Dove possiamo reperire i fondi necessari per l'attuazione di un simile progetto? Oltre che coi finanziamenti già previsti allo scopo dal Ministero della salute, oltre a poter usufruire di parte dei fondi già destinati dal bilancio regionale alla sanità pubblica e privata, la regione Sardegna potrà dotarsi di tutto l'occorrente (macchinari, personale medico dedicato, kit diagnostici appropriati) usando i fondi destinati al Mater Olbia e alle altre cliniche private foraggiate con fondi pubblici, bloccando e fiscalizzando i fondi già stanziati per il biennio 20-21 e approvati all’unanimità nel luglio 2019 (legge "Prima variazione di bilancio per l'avvio delle attività del Mater Olbia") che ammontano a circa 130 milioni di euro.
Queste riflessioni e la nostra proposta ci ricollegano ad un altro quesito politico che, come Caminera Noa, poniamo con apprensione al Presidente Solinas in merito anche alla dichiarazione di stato di emergenza da lui stabilita per il 31 luglio: basandosi su quali parametri e informazioni, che forse non sono a conoscenza della popolazione sarda, abbia stabilito quella data.

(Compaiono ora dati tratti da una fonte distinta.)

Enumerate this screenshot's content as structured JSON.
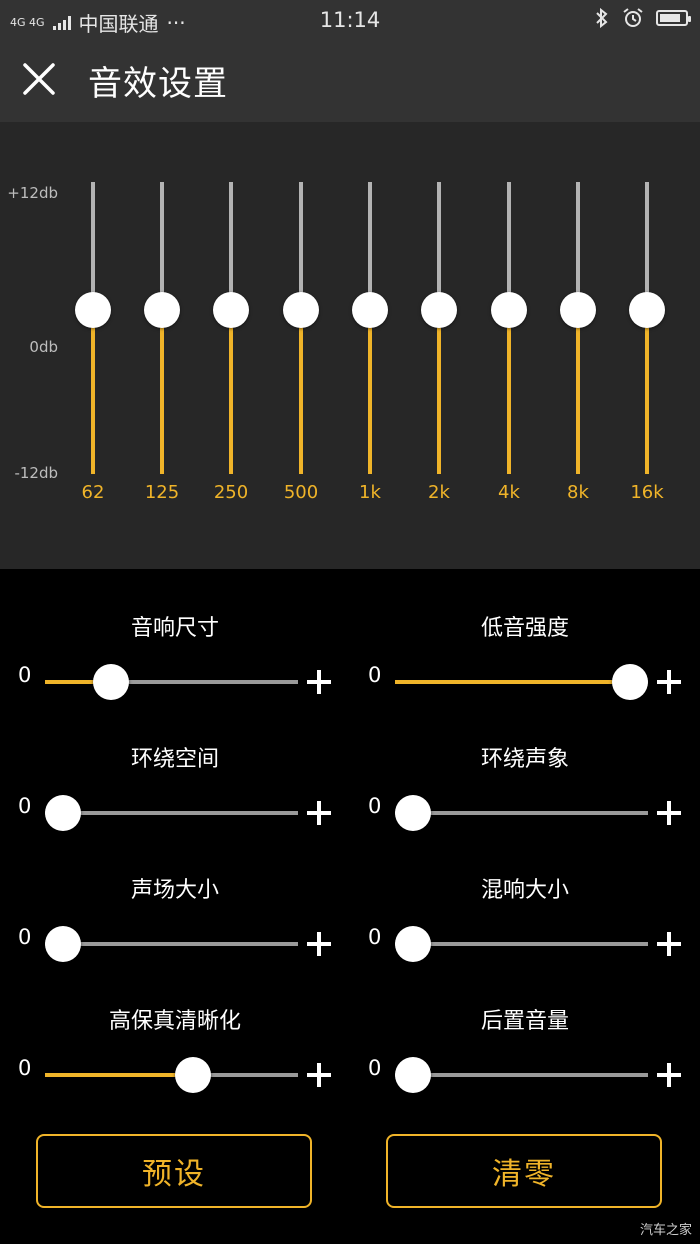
{
  "status_bar": {
    "network": "4G 4G",
    "carrier": "中国联通",
    "more": "···",
    "time": "11:14",
    "bluetooth_icon": "bluetooth-icon",
    "alarm_icon": "alarm-icon",
    "battery_level": 0.85
  },
  "header": {
    "close_icon": "close-icon",
    "title": "音效设置"
  },
  "equalizer": {
    "db_max": "+12db",
    "db_mid": "0db",
    "db_min": "-12db",
    "bands": [
      {
        "freq": "62",
        "gain_db": 0
      },
      {
        "freq": "125",
        "gain_db": 0
      },
      {
        "freq": "250",
        "gain_db": 0
      },
      {
        "freq": "500",
        "gain_db": 0
      },
      {
        "freq": "1k",
        "gain_db": 0
      },
      {
        "freq": "2k",
        "gain_db": 0
      },
      {
        "freq": "4k",
        "gain_db": 0
      },
      {
        "freq": "8k",
        "gain_db": 0
      },
      {
        "freq": "16k",
        "gain_db": 0
      }
    ]
  },
  "effects": [
    {
      "label": "音响尺寸",
      "min_label": "0",
      "value": 0.22
    },
    {
      "label": "低音强度",
      "min_label": "0",
      "value": 1.0
    },
    {
      "label": "环绕空间",
      "min_label": "0",
      "value": 0.0
    },
    {
      "label": "环绕声象",
      "min_label": "0",
      "value": 0.0
    },
    {
      "label": "声场大小",
      "min_label": "0",
      "value": 0.0
    },
    {
      "label": "混响大小",
      "min_label": "0",
      "value": 0.0
    },
    {
      "label": "高保真清晰化",
      "min_label": "0",
      "value": 0.6
    },
    {
      "label": "后置音量",
      "min_label": "0",
      "value": 0.0
    }
  ],
  "buttons": {
    "preset": "预设",
    "reset": "清零"
  },
  "colors": {
    "accent": "#f0b429",
    "header_bg": "#333333",
    "eq_bg": "#272727"
  },
  "watermark": "汽车之家"
}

Non ci risulta finora l'esistenza di nessun piano regionale di rientro, dalle attuali misure di contenimento, per passare dall'attuale fase 1 alla fase 2, della ripresa graduale sanitaria, sociale ed economica della Sardegna, in particolare riguardo il settore turistico che a quella data sarebbe dovuto essere in piena attività.
Tutto questo ci preoccupa e ci insospettisce, anche alla luce del fatto che nonostante la situazione emergenziale i lavori alla RAS continuano su altre tematiche, “altri lidi” evidentemente considerati dalla Giunta Solinas, più urgenti e prioritari, rispetto alla situazione sanitaria che stiamo affrontando.
Chiediamo al Pres. Solinas se le nostre preoccupazioni siano fondate e che qualcosa di pericoloso e strisciante si sta costruendo a scapito dell’intera comunità Sarda, procedendo in silenzio, nell'indifferenza generale e approfittando di questa piaga sanitaria, economica e sociale, su cui l'attenzione della popolazione è concentrata e distratta.